In April, researchers identified the oldest known evidence for filling caries, commonly called cavities. The evidence comes from an Italian site where archaeologists found two incisors belonging to a 13,000 year old person. This date is near the end of the Upper Pleistocene (geologic chronology) and Upper Paleolithic (technological chronology) periods. A team led by Stephano Benazzi (University of Bologna) observed some unusual features on the two incisors. Each tooth has a tiny hole cut through the surface. The holes run far into the pulp chamber, the place where reside blood vessels and nerves. Using microscopic analyses found tiny horizontal striations within each hole. Furthermore, each hold contained foreign residue within.
To Drill or Not To Drill
The holes and horizontal striations are the results of drilling caries. First, the ancient dentist drilled a hole into the tooth to gain access to the cavity. He then scraped the interior of the tooth to remove the rotten matter. Finally, he packed the hole with a filling. The foreign residue is the remains of the filling. composed of bitumen, plant fiber, and hair. This acted not only as a filling, but also as an early form of antiseptic.

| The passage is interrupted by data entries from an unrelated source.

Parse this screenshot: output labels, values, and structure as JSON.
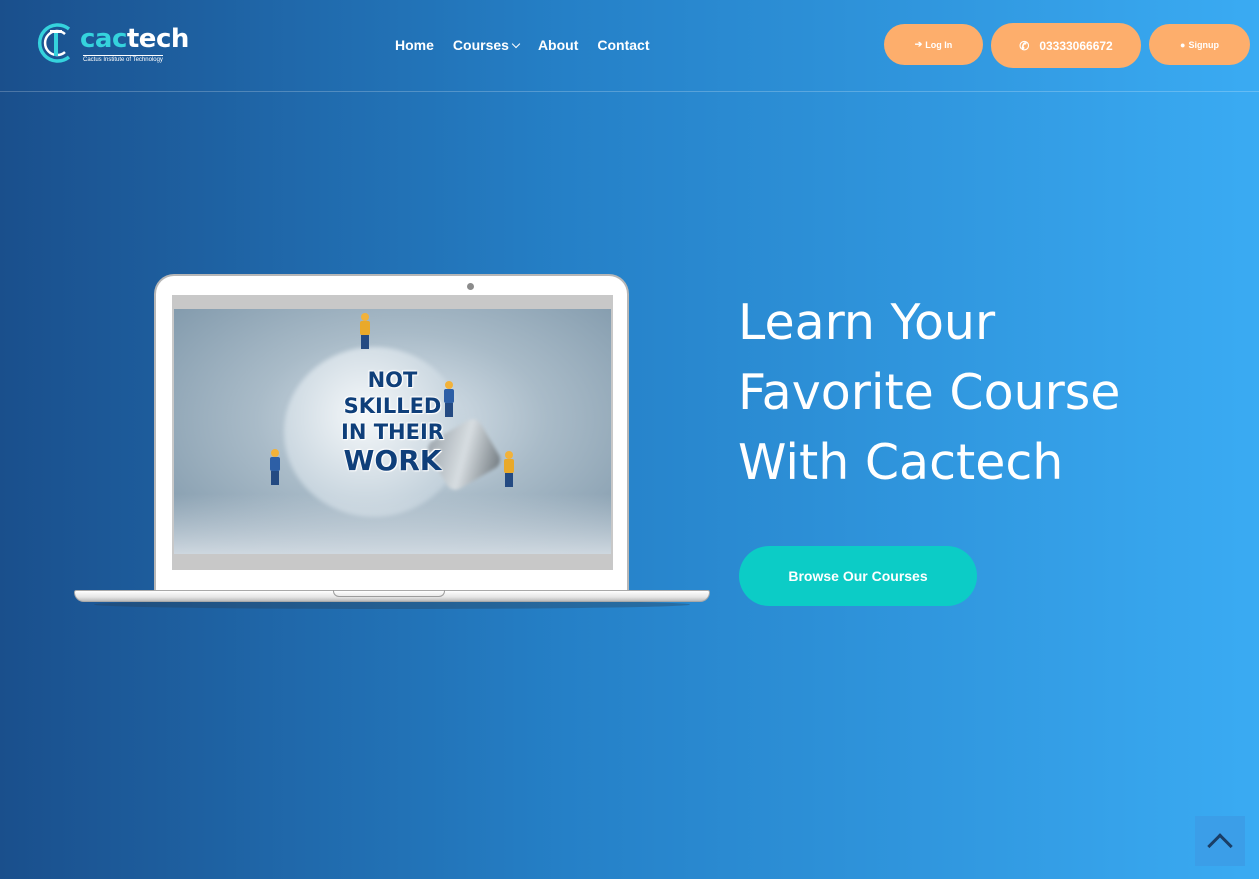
{
  "brand": {
    "name_part1": "cac",
    "name_part2": "tech",
    "tagline": "Cactus Institute of Technology",
    "colors": {
      "accent": "#35d3dd",
      "button_orange": "#fdae6c",
      "cta_teal": "#0cccc6"
    }
  },
  "nav": {
    "links": [
      {
        "label": "Home"
      },
      {
        "label": "Courses",
        "icon": "chevron-down-icon"
      },
      {
        "label": "About"
      },
      {
        "label": "Contact"
      }
    ]
  },
  "header_buttons": {
    "login": {
      "label": "Log In",
      "icon": "sign-in-icon"
    },
    "phone": {
      "label": "03333066672",
      "icon": "phone-icon"
    },
    "signup": {
      "label": "Signup",
      "icon": "user-icon"
    }
  },
  "hero": {
    "screen_text": [
      "NOT",
      "SKILLED",
      "IN THEIR",
      "WORK"
    ],
    "headline": [
      "Learn Your",
      "Favorite Course",
      "With Cactech"
    ],
    "cta_label": "Browse Our Courses"
  },
  "scroll_top": {
    "icon": "chevron-up-icon"
  }
}
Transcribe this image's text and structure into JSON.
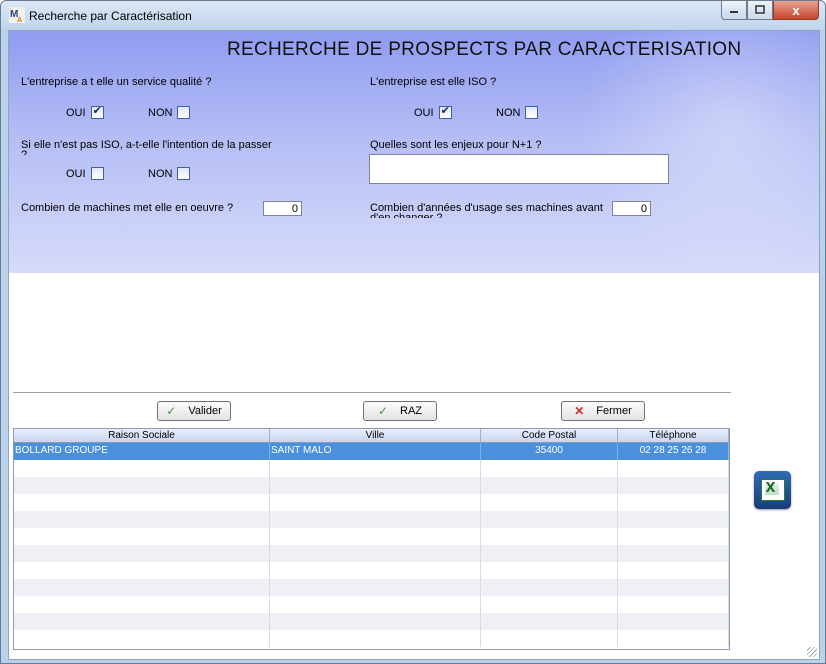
{
  "window": {
    "title": "Recherche par Caractérisation",
    "close_glyph": "x"
  },
  "form": {
    "heading": "RECHERCHE DE PROSPECTS PAR CARACTERISATION",
    "q_service_qualite": "L'entreprise a t elle un service qualité ?",
    "q_iso": "L'entreprise est elle ISO ?",
    "q_intention_line1": "Si elle n'est pas ISO, a-t-elle l'intention de la passer",
    "q_intention_line2": "?",
    "q_enjeux": "Quelles sont les enjeux pour N+1 ?",
    "q_machines": "Combien de machines met elle en oeuvre ?",
    "q_annees_line1": "Combien d'années d'usage ses machines avant",
    "q_annees_line2": "d'en changer ?",
    "oui_label": "OUI",
    "non_label": "NON",
    "machines_value": "0",
    "annees_value": "0",
    "enjeux_value": "",
    "service_qualite": {
      "oui": true,
      "non": false
    },
    "iso": {
      "oui": true,
      "non": false
    },
    "intention": {
      "oui": false,
      "non": false
    }
  },
  "buttons": {
    "valider": "Valider",
    "raz": "RAZ",
    "fermer": "Fermer"
  },
  "grid": {
    "columns": [
      "Raison Sociale",
      "Ville",
      "Code Postal",
      "Téléphone"
    ],
    "rows": [
      {
        "raison_sociale": "BOLLARD GROUPE",
        "ville": "SAINT MALO",
        "code_postal": "35400",
        "telephone": "02 28 25 26 28"
      }
    ]
  },
  "icons": {
    "app": "app-icon",
    "excel": "excel-export-icon"
  },
  "colors": {
    "selection": "#4a90dc",
    "panel_top": "#8f9cf0",
    "panel_bottom": "#d7dbfa"
  }
}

Toothpick, A Most Ancient Tool
Another discovery provides more evidence for the antiquity of addressing teeth problems. Just two days ago, David Frayer (University of Kansas) announced evidence for rudimentary dentistry by Neanderthals. Researches recovered the teeth from a Neanderthal site in Croatia. The teeth date to 130,000 years ago placing the individual at the transition between the Middle and Upper Pleistocene (geologic chronology) and Middle Paleolithic (technological chronology). The teeth show damage consistent with the use of a tool similar to a toothpick, most likely of bone, wood, or a hard grass stem. The results of the treatment appear as multiple chips, scratches, and grooves on a number of teeth. However, most of the damage is on an oddly erupted premolar that would have caused the individual significant pain.

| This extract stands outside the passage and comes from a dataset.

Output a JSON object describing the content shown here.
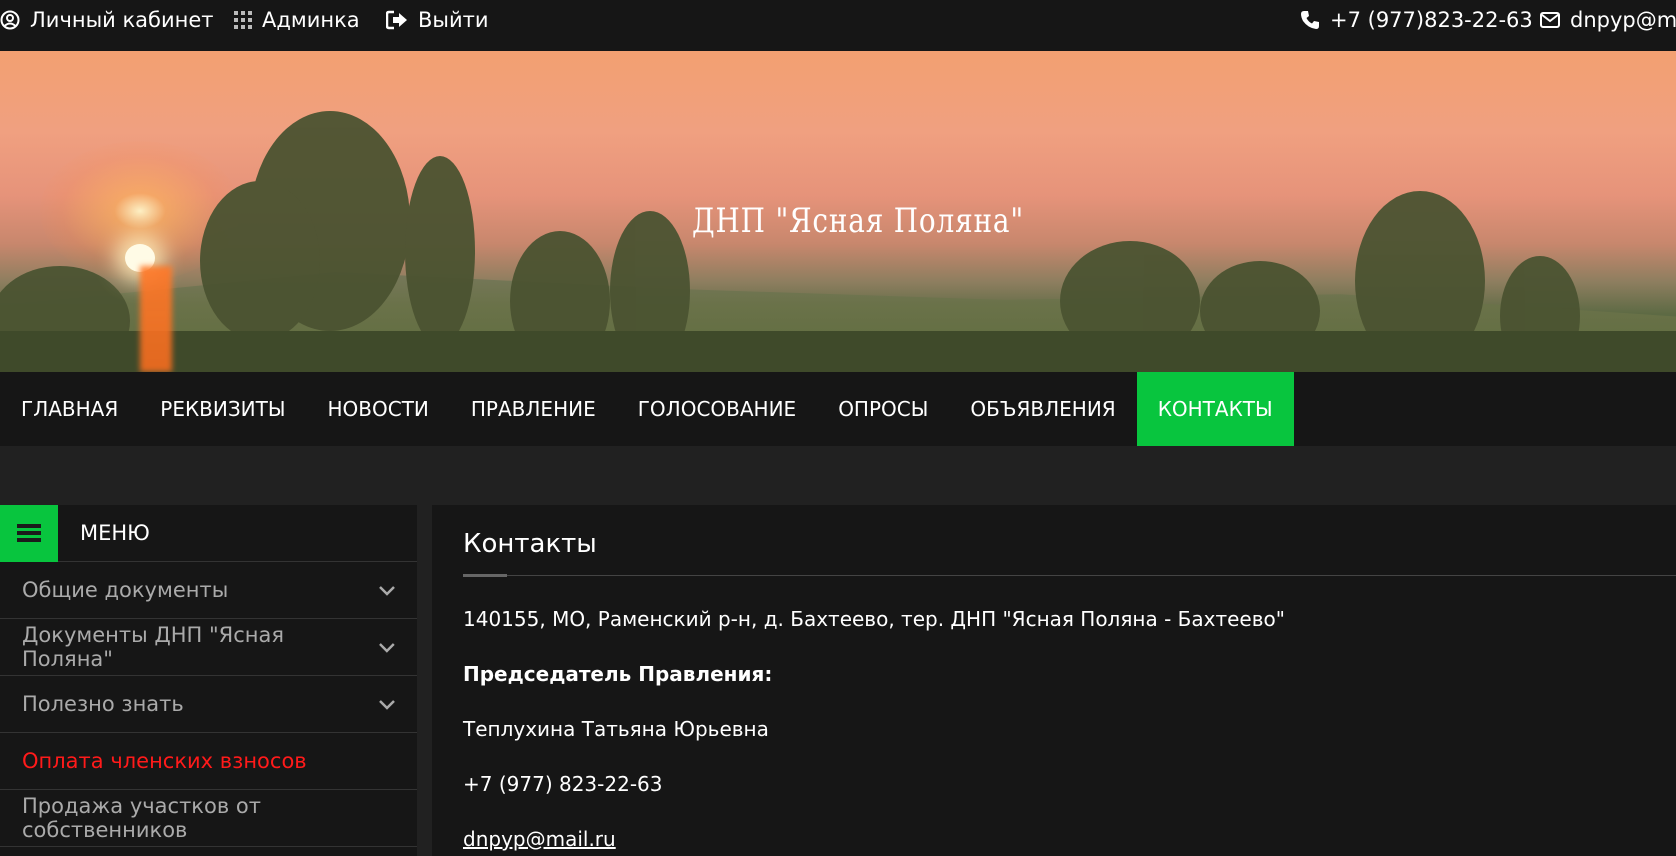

Aspirin, Made for Tooth Aches
Also in April, another research team published their findings about Neanderthal dentistry. A jaw from the El Sidron site (Spain) has a hole in it caused by a dental abscess. Analysis of the calculus (tartar) on the teeth shows two things. The individual chewed poplar bark which contains salicylic acid. This is the ingredient used in aspirin as a pain killer. Also in the tartar was evidence of the naturally occurring antibiotic Penicillium. This came from the consumption of moss and wild mushrooms. The individual was treating himself for both pain and for infection, something beyond many people in the modern world.

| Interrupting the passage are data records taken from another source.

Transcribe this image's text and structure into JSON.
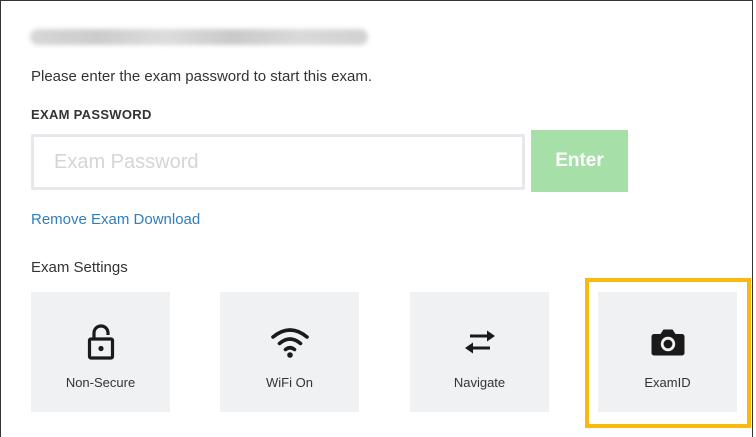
{
  "instruction": "Please enter the exam password to start this exam.",
  "password": {
    "label": "EXAM PASSWORD",
    "placeholder": "Exam Password",
    "value": ""
  },
  "enter_button": {
    "label": "Enter",
    "color": "#a7dfa8"
  },
  "remove_link": {
    "label": "Remove Exam Download",
    "color": "#2f7ebd"
  },
  "settings": {
    "label": "Exam Settings",
    "tiles": [
      {
        "label": "Non-Secure",
        "icon": "unlocked-padlock-icon"
      },
      {
        "label": "WiFi On",
        "icon": "wifi-icon"
      },
      {
        "label": "Navigate",
        "icon": "swap-arrows-icon"
      },
      {
        "label": "ExamID",
        "icon": "camera-icon",
        "highlighted": true
      }
    ]
  },
  "colors": {
    "highlight": "#fbb80f",
    "tile_background": "#f0f1f3",
    "text": "#333333"
  }
}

The earliest confirmed evidence for some kind of dentistry dates to 1.8 million years ago. It is a Homo habilis tooth that shows striations typical of a toothpick. Starting around 8,000 years ago, beeswax appears as a common filling in teeth in Croatia, Slovenia, Pakistan, and Egypt. There is also a possible fake tooth made of shell from Egypt dating to around 5,500 years ago. Worth noting is that up until recently (temporally speaking), anesthetics were non-existent. Talk about really fearing to go to the dentist!
This information is valuable because we’re able to have a clearer understanding of our ancestors capabilities. This then allows us to follow the trail of development that has led to our modern marvels. If you or somebody you know has tooth and jaw ailments, then you definitely understand the daily suffering and how important is proper dental care and hygiene.